When is a net not a net?
Word reaches me that a new netting system aimed initially at foreign exchange prime brokers (PBs) is about to be unveiled by EBS and Traiana.
The service has the working name of NetLink and has apparently been developed in response to customer demand. It is no secret that many in the industry are moaning about the cost of processing tickets through CLS even though as I reported a couple of weeks ago the settlement utility has taken steps to lower its charges. Pre-netting trades is seen as an obvious way of reducing costs.
There is a certain amount of irony in EBSs involvement, given that its successful FXNet business was effectively destroyed by the advent of CLS, which as readers of this column will be fully aware only accepts trades on a gross basis. EBSs move could perhaps be seen as a protective measure should FXMarketSpace, the Reuters and CME joint venture, ever get the go-ahead to pre-net trades through CME clearing. In other words, it would ensure that the virtual clearinghouse made up by PBs mimics a true exchange-like central counterparty even more closely.

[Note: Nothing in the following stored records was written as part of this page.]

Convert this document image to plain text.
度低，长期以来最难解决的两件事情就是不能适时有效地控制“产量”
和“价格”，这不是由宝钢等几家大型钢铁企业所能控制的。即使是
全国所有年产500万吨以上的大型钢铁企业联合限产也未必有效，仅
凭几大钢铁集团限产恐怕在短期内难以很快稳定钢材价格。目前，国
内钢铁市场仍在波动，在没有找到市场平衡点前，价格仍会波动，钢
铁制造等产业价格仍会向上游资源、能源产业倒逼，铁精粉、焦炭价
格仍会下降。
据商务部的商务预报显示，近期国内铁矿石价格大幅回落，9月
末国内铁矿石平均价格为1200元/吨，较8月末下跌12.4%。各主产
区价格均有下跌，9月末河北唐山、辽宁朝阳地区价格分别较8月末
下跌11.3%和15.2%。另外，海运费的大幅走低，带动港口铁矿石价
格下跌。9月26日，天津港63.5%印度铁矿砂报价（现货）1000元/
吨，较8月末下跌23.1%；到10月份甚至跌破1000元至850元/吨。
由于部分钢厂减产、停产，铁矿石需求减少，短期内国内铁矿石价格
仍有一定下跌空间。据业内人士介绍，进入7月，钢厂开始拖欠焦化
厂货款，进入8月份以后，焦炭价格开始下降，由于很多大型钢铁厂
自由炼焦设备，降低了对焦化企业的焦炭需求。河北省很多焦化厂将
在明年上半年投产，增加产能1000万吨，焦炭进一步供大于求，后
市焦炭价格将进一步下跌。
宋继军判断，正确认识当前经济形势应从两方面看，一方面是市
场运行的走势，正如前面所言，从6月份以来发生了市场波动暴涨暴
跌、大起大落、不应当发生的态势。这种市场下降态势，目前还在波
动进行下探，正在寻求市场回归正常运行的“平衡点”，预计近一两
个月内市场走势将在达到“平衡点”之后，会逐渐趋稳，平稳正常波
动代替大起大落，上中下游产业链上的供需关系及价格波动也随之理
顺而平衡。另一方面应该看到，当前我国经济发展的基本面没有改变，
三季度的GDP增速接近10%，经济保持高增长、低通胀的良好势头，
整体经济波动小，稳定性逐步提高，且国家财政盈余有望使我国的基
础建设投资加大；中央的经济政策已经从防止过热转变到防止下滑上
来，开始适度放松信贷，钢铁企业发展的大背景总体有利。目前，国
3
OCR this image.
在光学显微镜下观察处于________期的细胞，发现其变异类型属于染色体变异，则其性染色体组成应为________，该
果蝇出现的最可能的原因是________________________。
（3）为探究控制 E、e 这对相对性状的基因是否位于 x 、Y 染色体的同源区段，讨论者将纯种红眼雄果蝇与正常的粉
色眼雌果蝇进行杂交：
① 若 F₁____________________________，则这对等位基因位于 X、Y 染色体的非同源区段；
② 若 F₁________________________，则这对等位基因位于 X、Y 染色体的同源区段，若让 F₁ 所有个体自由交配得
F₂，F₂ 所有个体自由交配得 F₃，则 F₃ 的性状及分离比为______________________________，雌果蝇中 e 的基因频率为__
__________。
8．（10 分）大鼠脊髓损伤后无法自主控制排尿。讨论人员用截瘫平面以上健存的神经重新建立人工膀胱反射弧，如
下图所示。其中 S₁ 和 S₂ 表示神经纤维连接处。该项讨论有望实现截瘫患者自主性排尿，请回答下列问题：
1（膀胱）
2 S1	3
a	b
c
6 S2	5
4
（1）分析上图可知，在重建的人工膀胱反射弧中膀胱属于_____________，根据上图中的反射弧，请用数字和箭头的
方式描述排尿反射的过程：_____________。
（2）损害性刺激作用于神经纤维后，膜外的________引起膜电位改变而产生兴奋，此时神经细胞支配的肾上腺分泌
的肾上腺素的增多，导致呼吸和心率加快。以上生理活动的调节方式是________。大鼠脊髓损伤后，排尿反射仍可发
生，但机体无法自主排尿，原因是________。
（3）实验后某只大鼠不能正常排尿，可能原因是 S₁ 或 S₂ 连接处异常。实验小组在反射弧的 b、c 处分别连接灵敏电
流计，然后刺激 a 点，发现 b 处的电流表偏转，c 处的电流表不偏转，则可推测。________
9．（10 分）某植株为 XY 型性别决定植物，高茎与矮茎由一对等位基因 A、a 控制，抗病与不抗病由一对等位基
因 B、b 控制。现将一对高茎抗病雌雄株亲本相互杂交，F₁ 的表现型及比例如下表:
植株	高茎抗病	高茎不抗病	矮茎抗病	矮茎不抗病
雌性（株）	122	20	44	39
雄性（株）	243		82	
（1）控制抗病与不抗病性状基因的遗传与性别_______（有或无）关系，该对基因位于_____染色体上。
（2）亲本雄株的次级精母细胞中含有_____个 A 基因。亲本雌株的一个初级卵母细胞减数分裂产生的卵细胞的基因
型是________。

Im led to believe that CLS has indicated that it has no objection to NetLink. This strikes me as odd and, perhaps, even unfair towards FXMarketSpace. Because of time, I havent been able to check with CLS what its view is, but I will do so and report further. But what I hear is that the service will initially focus on the flotsam or small ticket trades that clog up banks back offices and that supposedly arent settled through CLS anyway. Apparently there is a view that netting them down may even result in greater volume ending up with CLS and not affect its existing business.
NetLink will work by netting trades done on EBS Prime at pre-defined times throughout the day. The netted deals will be published to the PBs back office either as a single ticket or as payment records. More on this can be found in the January edition of Euromoney.
Dealing with God
The reasons behind the initiation of an FX position are almost as diverse as the numerous participants in the market itself. Some believe that technical analysis is the only true way to trade FX; others believe a macro economic view is king, while some will swear that it is yield, and yield alone, that drives rates.
Over the years, Ive come across other, more esoteric beliefs. Some time ago, a dealer at Barclays nicknamed Beagle apparently used to take cable positions on the basis of which way a crane he could see out of the window was pointing. At Midland, we did have a period when we traded on whether the Thames tide was in or out. In short, there is something for everyone, so it should come as no surprise to hear of a company, Market Speculators, that bases its trading decisions on what it says is contained in the Bible.
In its detailed and open disclosure document, Market Speculators outlines its views: The managing members of Market Speculators LLC have believed that biblical principles referenced in the King James Version of the Bible are the correct basis for trading system development.
Now I must confess that Im pretty ignorant about matters theological. Sure, most of us know the story of how Jesus kicked the money changers out of the temple. To me, this suggests two things. Trading money is, perhaps, the second oldest profession in the world and it is not something that the devout are necessarily inclined to indulge in.
But according to Peter Apfelbacher, one of the companys founders, my interpretation is wrong. Regarding the biblical story of the moneychangers tables being overthrown, there was more to it than most people have likely been aware of. In the Old Testament, people were to bring sin offerings to the priest and the priest would then offer the sacrifice up to the Lord. Since all people have sin, if we were all serving the Lord, we would have a lot of sin offerings to offer up regularly. The moneychangers took advantage of this by making a profit off that fact by selling sin offerings. This displeased Jesus Christ because the moneychangers promoted sin for the cause of making a profit. Therefore, the biblical definition of a moneychanger is not someone who exchanges money for money but rather sold animals to be offered up for sacrifice, he explained to me.
Market Speculators says it has capacity to manage $750 million. At the moment, its fund has assets of around $2,000, which suggests that it is going to have to turn a lot of water into wine, if you will forgive such a lame attempt at humour. I do wish them luck, as markets are made richer by a greater diversity of participants. But investors will no doubt be wary that funds can go down as well as up in value. Or to put it another way, the Lord giveth, but he also taketh away.
Lies, damned lies and corporate communications
Over the last week, I have thrown my toys out of the pram three times as a result of having to deal with corporate communication departments. No one appreciates being given the run around. My policy is to check stories out by calling the institution or individual concerned and asking them to comment. As I have mentioned, if they decline that privilege, I consult my editor and then we make a decision whether or not to publish.
Ive mentioned before that I was thinking about having a new award for the worst PR or corp comms individual. My editor, who is a bit of a cricket fan, has suggested that we call this the Ashley Giles Award for Worst Spinner, after one of Englands hapless bowlers. At the moment, a certain institution is way out in front for trying to pull the wool over our eyes. This company is about to rebrand its FX offering. No doubt it will start inundating me with loads of puff pieces over the next few months. I have been prohibited from telling it what it can do with them.